Wait until you find out that in many states, you can walk into a business and buy a schedule I controlled substance, and the federal government has been ignoring it for over a decade!
Reductionism is so juvenile. Now do fake outrage that muggers go to jail for knifing someone while surgeons get paid: “eiteher it’s ok to cut someone with a knife or it’s not!”
Corrupt intent is the crime. We all know this. It’s embarrassing when someone rediscovers reductionism and pretends to believe it’s a magic argument.
To me, the most important thing here isn't the lawsuit, or the goat theft, or the woman's or fair's actions at all - it's how journalism can be used to manipulate smart people into thinking one thing is true, when it's not, and what that means in a post-GPT world.
I think this type of journalism has been holding us back, as a society, and we now have the tools to fix it (or make it worse).
Are you saying that the SacBee article is misrepresenting something to "manipulate" people? What does it purport to be true that's not true?
The only problem GPT is fit to solve is an empty hard drive you'd like to have filled with random, useless garbage. But I don't understand how GPT is germane to this goat escapade in the first place.
I said GPT, not ChatGPT. But you could give ChatGPT the article, and ask it how it’s manipulative. For example, ask it whether or not the article states that there was an agreement between the buyer and the woman to sell the goat back (something that several people here have said with confidence).
I suspect GPT could write a longer, more comprehensive article (given all of the same information the journalist had access to)… and it would lead to completely different conclusions.
She sold livestock at auction. After sale she offered to buy it back from the buyer, who agreed. The auction house decided that regardless of their amicable agreement the goat needed to be killed.
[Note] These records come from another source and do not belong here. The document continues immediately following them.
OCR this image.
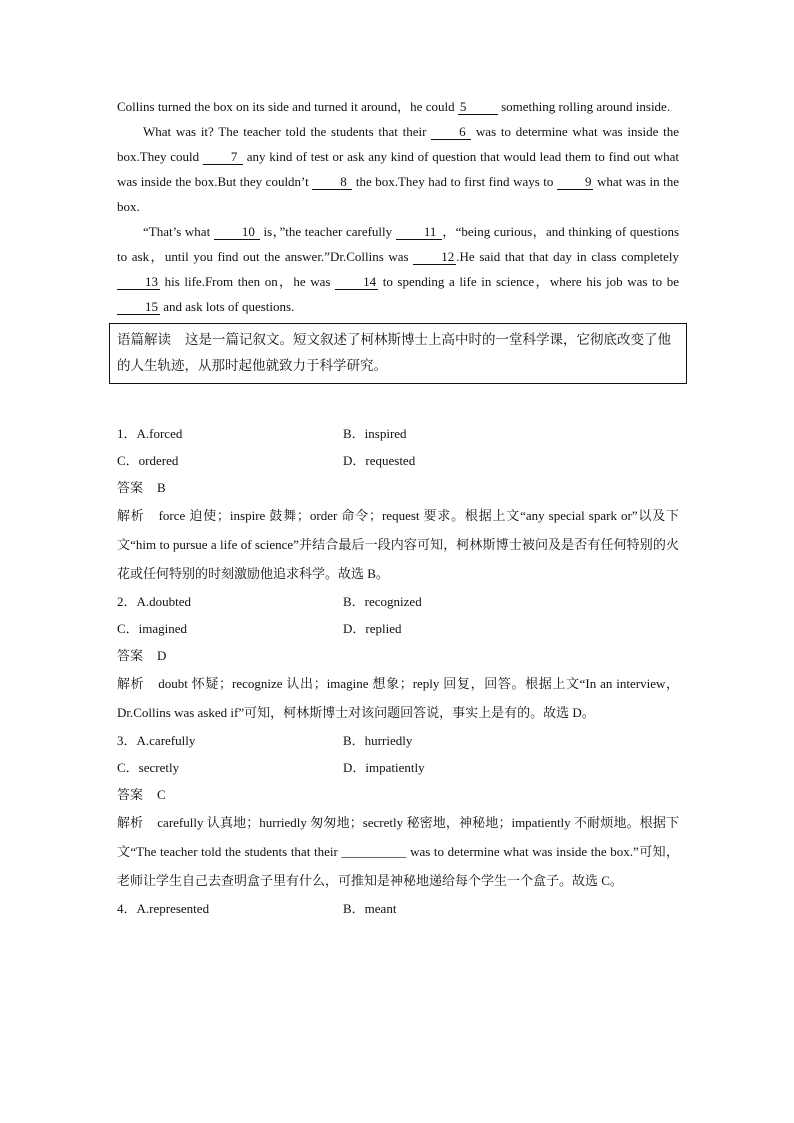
Collins turned the box on its side and turned it around，he could 5	something rolling around inside.

What was it? The teacher told the students that their	6 was to determine what was inside the box.They could 7 any kind of test or ask any kind of question that would lead them to find out what was inside the box.But they couldn’t 8 the box.They had to first find ways to 9 what was in the box.

“That’s what 10 is，”the teacher carefully 11 ，“being curious，and thinking of questions to ask，until you find out the answer.”Dr.Collins was	12 .He said that that day in class completely 13 his life.From then on，he was	14 to spending a life in science，where his job was to be 15 and ask lots of questions.

语篇解读 这是一篇记叙文。短文叙述了柯林斯博士上高中时的一堂科学课，它彻底改变了他的人生轨迹，从那时起他就致力于科学研究。
1．A.forced	B．inspired
C．ordered	D．requested
答案 B
解析 force 迫使；inspire 鼓舞；order 命令；request 要求。根据上文“any special spark or”以及下文“him to pursue a life of science”并结合最后一段内容可知，柯林斯博士被问及是否有任何特别的火花或任何特别的时刻激励他追求科学。故选 B。
2．A.doubted	B．recognized
C．imagined	D．replied
答案 D
解析 doubt 怀疑；recognize 认出；imagine 想象；reply 回复，回答。根据上文“In an interview，Dr.Collins was asked if”可知，柯林斯博士对该问题回答说，事实上是有的。故选 D。
3．A.carefully	B．hurriedly
C．secretly	D．impatiently
答案 C
解析 carefully 认真地；hurriedly 匆匆地；secretly 秘密地，神秘地；impatiently 不耐烦地。根据下文“The teacher told the students that their __________ was to determine what was inside the box.”可知，老师让学生自己去查明盒子里有什么，可推知是神秘地递给每个学生一个盒子。故选 C。
4．A.represented	B．meant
The auction house then utilized their connections with the police, who used taxpayer money and resources to file criminal charges, get a warrant, took the goat, and returned it to the auction house, who then killed it and fed it to people. All to teach a 9 year old girl that meat comes from animals.
Not objecting is not the same as agreeing to sell it back. If I email your office and ask if I can come take your car, and you don't respond, you didn't object, but you also didn't agree that I can come take your car.
> In her June 27, 2022, letter to Silva, Long also pointed out that she had already been in contact with Dahle’s office about his bid, and that a representative told her the lawmaker was “okay with the alternative solution of the goat getting to be donated to a farm that does weed abatement.”
If this were true, why did she steal the goat? Can’t the owner just drop the charges? These articles all seem to only tell her side of the story, and clearly she has integrity issues.
I grew up on a farm - with goats - and I can certainly understand why you would want the police involved if someone comes onto your property and takes your goats. They’re easy to steal, and hard to get back. The alternative is to round up a posse.
Also - that quote doesn't sound like he agreed to sell it back to her.
The heartless person here is the one who decided to take her daughter's pet goat to a livestock auction (where it was explicitly clear that the goat would be turned into food).
Where is the proof that the buyer agreed to reverse the transaction? If it were true, there was no reason to commit theft, as the buyer chooses what happens to the goat (not the middleman).
And of course, if they were to just shut up, that would encourage other goat thieves.
Let's acknowledge the technical theft. Because of that, the fair gets to ignore the warrant itself and slaughter the goat even when the warrant specifically called for an arbitration?